A recent Amazon outage resulted in a small number of customers losing production data stored in their accounts. This, of course, led to typical anti-cloud comments that follows such events.
The reality is that these customers' data loss had nothing to do with cloud and everything to do with them not understanding the storage they were using and backing it up.
Over Labor Day weekend there was a power outage in one of the availability zones in the AWS US-East-1 region. Back-up generators came on, but quickly failed for unknown reasons.
Customers’ Elastic Block Store (EBS) data is replicated among multiple servers, but the outage affected multiple servers. While the bulk of data stored in EBS was fine or was able to be easily recovered after outage, .5 per cent of the data could not be recovered. Customers among the .5 per cent who did not have a back-up of their EBS data actually lost data.
It is often said that you can outsource IT but you cannot outsource the responsibility for IT. If you are going to use another company's service to store your company's important data, you need to understand how that service works.
That includes what native protection tools it offers and even more importantly what protection it does not offer. This article will discuss Amazon's Elastic Block Store (EBS), and the next one will explain its Simple Storage Service (S3) – both with an eye toward backing up the data stored by the service. The purpose, design and protection capabilities of the two services couldn't be more different.
How EBS works
EBS is essentially a very reliable virtual hard drive in the cloud. If you think of EBS as nothing more than a very fancy hard drive, what you need to do to protect it will become immediately obvious.
The challenge is that many people think that all cloud storage is automatically protected against everything, and that simply isn’t true. The events of the recent Amazon outage, where customers lost data due to an event beyond their control, should drive that point home.
EBS volumes are protected via replication between multiple servers within an availability zone – a specific geographical location.

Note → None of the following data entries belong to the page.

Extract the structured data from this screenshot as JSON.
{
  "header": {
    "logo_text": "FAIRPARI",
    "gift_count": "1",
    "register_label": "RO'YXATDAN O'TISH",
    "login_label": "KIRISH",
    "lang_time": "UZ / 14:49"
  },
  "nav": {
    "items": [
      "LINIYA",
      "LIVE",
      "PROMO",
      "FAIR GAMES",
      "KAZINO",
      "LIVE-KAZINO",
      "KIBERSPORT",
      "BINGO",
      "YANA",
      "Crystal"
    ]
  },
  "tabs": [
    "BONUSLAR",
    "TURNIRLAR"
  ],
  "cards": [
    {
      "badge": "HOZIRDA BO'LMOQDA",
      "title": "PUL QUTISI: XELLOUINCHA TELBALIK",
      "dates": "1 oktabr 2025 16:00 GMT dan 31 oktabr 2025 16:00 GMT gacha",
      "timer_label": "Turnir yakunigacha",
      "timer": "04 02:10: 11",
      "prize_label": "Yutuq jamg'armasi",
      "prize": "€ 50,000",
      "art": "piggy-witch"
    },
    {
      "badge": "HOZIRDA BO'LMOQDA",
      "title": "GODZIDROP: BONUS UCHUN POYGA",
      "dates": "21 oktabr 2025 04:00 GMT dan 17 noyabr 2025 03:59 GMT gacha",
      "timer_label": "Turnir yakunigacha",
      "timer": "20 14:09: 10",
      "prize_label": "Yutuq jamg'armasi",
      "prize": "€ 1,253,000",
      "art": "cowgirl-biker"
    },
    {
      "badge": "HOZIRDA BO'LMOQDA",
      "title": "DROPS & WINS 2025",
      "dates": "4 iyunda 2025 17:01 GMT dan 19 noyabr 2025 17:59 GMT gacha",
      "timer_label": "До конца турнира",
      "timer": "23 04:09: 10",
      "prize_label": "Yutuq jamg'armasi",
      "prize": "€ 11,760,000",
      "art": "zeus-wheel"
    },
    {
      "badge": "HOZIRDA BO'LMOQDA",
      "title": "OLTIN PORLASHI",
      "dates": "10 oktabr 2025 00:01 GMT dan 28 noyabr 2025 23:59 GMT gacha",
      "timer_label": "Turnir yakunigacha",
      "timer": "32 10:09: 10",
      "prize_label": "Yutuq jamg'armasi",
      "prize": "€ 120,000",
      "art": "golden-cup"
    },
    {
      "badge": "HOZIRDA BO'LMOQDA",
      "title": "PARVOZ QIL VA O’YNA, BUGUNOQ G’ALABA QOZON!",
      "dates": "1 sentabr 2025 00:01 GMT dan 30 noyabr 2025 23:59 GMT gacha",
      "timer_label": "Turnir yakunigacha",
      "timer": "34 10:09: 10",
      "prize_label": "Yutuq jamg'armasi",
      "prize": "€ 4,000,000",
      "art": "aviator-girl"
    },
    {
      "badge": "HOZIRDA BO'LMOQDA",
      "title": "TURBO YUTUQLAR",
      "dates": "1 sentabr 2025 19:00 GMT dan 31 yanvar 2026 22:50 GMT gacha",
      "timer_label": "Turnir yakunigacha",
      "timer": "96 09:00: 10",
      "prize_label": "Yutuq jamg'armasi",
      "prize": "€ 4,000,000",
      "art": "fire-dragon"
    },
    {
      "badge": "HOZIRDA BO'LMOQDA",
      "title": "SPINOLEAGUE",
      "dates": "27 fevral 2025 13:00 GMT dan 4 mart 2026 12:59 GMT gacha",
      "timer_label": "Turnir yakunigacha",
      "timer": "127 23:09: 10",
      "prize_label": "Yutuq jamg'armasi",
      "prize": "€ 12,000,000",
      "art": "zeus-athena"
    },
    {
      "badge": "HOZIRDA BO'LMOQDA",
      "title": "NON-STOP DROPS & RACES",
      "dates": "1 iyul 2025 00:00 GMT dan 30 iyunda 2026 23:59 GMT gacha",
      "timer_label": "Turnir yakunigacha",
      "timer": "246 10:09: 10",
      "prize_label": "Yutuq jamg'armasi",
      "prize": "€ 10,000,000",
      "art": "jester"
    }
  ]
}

It is block-level replication that is essentially the same as what you would get with a RAID array in a data centre.
Just like RAID-protected storage, any logical corruption that may occur will likely be replicated as well, causing all data stored on that EBS volume to be corrupted or deleted.
Logical corruption can happen in a number of ways, including human error (accidentally deleting a directory), software error (bugs) or an electrical spike. This is why we back-up RAID arrays, and this is why you should backup EBS volumes.
Amazon says in their EBS product description to expect a failure rate between .1 per cent and .2 per cent, and that means if you have 1,000 volumes, you should expect to lose one or two volumes a year.
While that is roughly 10 times better than the numbers for an individual hard drive, it is not an insignificant number once you start talking about thousands of volumes. The next sentence mentions that they offer snapshot services to protect these volumes. Take the hint: protect your EBS volumes with EBS snapshots.
What are EBS snapshots?
An EBS snapshot is an image copy of the volume at a particular time; it’s very different than what we mean when we use the term snapshot in storage circles. The first snapshot, the image copy, is a full backup, and subsequent snapshots are block-level incremental back-ups.
The image is stored as an object in S3, although it is not visible in S3. If you are using EC2 for important applications that are creating data that you would like to keep, any data volumes need to be backed up, and EBS snapshots are an easy, automated way to do that.
When looking at the best practices pages for EBS snapshots, the phrase "everything old is new again" comes to mind. Since EBS snapshots are an image-level copy of a volume, you need to make sure you are not changing the volume as you are creating the snapshot.
The recommended way is to make sure that any instance using the volume is turned off so that you are not writing data during a back-up.
That's not really possible for most people, so the best they can do is to run a command inside the VM to temporarily halt writes to the volume while they take a snapshot.
Or, if the VM in question is running Windows, it is also possible to integrate with the Windows VSS service so that Windows takes an application-consistent snapshot before you take your volume-level snapshot. If you are not running Windows, pre- and post-scripting is really your only option for ensuring data integrity when taking a snapshot.
One thing about snapshots is that they do have a cost. So make sure that as part of your process of creating snapshots as backups for your EBS data you are also automatically deleting snapshots after they pass a particular age.
This will help reduce your S3 bill. One way to do this is to use the Amazon Data Lifecycle Manager. It identifies each snapshot with a tag, and you can specify the snapshot’s entire lifecycle on creation, including how long it should be kept.
There are also third-party tools, both free and commercial, that can add additional functionality to what Amazon offers out-of-the-box. Commercial tools can help automate copying EBS snapshots to another region and another account, to protect against a hacker gaining access to your account.
EBS is the main option for block storage in Amazon Web Services (AWS). But it is not magic, and it is not automatically protected against all things that might do it harm. Make sure to take advantage of the back-up services AWS provides so that if the worst happens you can easily recover.